I question whether this advice is correct even under Miranda v Arizona, supra, but I am certain that it is erroneous within the military system of justice. United States v Tempia, supra; United States v Hardy, 17 USCMA 100, 37 CMR 364. See also United States v McCauley, 17 USCMA 81, 37 CMR 345; United States v Pearson, 17 USCMA 204, 37 CMR 468; United States v Wood, 17 USCMA 257, 38 CMR 55; United States v Stanley, 17 USCMA 384, 38 CMR 182.

My brothers urge that the cooperating agencies use extraordinary care to insure that their joint efforts are clearly justifiable and that they do not invite suspicion of being a whipsaw that abridges the rights of the accused. I would go further than that and require affirmative action at the outset of the interrogation in order to remove all doubt. Since an interrogation of a suspected military offender, conducted under these circumstances, is custodial because of the unique relationship between the serviceman and *362his superiors (United States v Tempia and United States v Hardy, both supra), I believe, in the interest of justice, he should be specifically informed of the civilian nature of the inquiry; that insofar as the military is concerned he is free to go if he chooses; and that such action will not be used against him. Advice of this nature would immediately establish that the inquiry is civilian, thus eliminating any later speculation thereon. The issue would then be clear and the law officer would be relieved from the need, in questionable cases, to submit the matter to the triers of fact. It would have the added value of eliminating a later claim by an accused, either at trial or on appellate review, that he was under the impression he was required to cooperate with the civilian investigator. This advice would likewise bear upon the question of the vol-untariness of any statement obtained thereat.

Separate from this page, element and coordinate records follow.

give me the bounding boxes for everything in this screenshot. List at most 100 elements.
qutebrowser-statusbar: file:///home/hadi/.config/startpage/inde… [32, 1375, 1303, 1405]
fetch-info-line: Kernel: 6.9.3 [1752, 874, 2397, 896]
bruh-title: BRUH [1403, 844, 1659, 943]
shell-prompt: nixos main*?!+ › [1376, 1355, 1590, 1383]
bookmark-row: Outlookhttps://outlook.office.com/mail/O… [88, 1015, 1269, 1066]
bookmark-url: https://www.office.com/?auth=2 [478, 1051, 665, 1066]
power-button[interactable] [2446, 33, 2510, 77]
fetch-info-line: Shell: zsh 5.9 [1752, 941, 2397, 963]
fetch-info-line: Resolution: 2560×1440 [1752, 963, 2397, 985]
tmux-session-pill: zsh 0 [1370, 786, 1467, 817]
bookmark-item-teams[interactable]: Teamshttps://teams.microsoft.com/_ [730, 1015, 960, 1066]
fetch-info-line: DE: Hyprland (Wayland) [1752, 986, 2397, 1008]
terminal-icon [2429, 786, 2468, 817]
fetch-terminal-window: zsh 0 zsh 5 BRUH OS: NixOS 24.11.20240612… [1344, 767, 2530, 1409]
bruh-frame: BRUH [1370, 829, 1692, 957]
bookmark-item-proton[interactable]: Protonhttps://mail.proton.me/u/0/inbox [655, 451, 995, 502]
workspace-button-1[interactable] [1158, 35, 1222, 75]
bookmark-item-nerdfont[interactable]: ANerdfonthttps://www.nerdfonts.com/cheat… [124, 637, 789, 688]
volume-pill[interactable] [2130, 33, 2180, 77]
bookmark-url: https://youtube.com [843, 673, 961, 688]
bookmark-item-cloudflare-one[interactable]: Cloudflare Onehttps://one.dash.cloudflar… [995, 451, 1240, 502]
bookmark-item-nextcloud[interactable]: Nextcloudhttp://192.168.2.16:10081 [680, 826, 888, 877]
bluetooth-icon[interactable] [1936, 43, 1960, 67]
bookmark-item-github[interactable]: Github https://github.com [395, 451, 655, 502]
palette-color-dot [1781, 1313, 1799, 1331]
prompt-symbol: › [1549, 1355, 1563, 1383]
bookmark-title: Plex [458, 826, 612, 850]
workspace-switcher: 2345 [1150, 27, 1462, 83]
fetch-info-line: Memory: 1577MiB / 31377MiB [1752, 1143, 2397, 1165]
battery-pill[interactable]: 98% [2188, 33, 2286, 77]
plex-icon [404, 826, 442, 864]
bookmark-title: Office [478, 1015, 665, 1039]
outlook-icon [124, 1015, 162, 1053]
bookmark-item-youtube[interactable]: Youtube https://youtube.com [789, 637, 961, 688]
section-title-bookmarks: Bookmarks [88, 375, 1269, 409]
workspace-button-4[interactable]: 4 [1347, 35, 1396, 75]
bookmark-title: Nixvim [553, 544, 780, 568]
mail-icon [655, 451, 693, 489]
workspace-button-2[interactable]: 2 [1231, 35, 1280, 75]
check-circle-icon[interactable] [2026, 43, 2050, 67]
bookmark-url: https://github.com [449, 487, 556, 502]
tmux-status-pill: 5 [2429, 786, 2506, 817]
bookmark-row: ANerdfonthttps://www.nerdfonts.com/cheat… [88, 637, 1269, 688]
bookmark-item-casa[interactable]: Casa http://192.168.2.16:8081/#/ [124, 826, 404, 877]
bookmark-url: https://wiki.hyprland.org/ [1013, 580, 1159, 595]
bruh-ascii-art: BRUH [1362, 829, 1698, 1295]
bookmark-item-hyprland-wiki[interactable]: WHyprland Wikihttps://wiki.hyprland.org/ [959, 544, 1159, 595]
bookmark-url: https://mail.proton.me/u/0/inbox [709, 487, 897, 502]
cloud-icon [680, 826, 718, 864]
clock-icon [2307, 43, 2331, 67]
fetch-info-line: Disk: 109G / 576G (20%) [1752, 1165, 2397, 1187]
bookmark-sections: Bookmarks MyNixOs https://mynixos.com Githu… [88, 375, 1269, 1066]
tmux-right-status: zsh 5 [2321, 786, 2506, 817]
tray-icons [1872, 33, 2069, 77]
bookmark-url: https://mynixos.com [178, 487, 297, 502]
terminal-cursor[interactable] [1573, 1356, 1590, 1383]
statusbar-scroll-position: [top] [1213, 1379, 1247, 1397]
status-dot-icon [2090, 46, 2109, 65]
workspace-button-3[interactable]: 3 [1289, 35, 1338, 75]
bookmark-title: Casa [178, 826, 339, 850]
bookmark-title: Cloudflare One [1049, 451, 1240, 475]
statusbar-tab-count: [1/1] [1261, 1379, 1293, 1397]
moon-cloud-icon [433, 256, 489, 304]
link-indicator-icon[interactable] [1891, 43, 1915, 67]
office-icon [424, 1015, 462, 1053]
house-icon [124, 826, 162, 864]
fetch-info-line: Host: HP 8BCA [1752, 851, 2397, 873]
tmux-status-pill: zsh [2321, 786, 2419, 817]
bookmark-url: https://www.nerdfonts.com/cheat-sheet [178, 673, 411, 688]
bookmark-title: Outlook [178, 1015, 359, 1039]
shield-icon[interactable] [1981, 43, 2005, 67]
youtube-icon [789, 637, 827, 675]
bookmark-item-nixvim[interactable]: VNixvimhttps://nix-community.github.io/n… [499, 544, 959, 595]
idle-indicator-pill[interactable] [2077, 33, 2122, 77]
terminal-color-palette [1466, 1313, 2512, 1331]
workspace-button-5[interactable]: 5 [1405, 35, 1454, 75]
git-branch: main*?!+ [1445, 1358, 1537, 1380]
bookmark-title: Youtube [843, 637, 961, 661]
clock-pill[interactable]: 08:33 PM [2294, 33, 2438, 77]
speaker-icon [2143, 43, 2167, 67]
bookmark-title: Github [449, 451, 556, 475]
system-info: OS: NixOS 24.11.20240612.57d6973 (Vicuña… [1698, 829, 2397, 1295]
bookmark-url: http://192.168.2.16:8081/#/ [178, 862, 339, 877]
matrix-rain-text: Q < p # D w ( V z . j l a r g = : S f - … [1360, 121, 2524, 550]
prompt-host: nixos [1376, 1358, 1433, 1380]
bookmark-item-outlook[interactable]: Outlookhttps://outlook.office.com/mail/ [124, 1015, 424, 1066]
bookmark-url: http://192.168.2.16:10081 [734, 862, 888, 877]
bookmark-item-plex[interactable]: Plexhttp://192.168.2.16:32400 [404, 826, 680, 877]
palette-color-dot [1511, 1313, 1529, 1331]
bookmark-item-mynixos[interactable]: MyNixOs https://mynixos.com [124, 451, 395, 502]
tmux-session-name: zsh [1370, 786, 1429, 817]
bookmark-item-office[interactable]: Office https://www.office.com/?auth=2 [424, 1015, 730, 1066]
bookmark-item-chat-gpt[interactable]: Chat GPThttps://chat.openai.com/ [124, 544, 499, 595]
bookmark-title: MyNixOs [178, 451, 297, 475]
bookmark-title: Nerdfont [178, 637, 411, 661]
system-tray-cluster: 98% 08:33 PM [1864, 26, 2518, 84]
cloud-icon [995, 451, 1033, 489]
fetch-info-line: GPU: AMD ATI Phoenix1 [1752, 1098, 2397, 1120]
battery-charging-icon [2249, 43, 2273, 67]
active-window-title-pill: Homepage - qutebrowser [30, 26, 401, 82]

In my opinion, this would not place an undue burden upon the civilian or military investigators. While there must, of necessity, be cooperation between the agencies of Government and the military — and this should be encouraged — they both serve the same sovereign, and the fact that each is interested in the investigation from the standpoint of a different statutory enactment, should be immaterial. They are not, or, at least, should not be in competition with each other. Primary investigative jurisdiction over violations of the United States Code is granted by the Congress to particular civilian agencies at the time of enactment. These offenses are triable in the Federal District courts. However, military personnel are also subject to trial and punishment for these same offenses, under the provisions of Article 134 of the Code, 10 USC § 934, and, for this reason, they may be tried in Federal District courts or by military courts-martial. In such circumstances, I believe that the special rights granted a serviceman by the same Congress which enacted both sets of laws should be strictly adhered to by both civilian and military investigators. I do not perceive that Congress intended otherwise.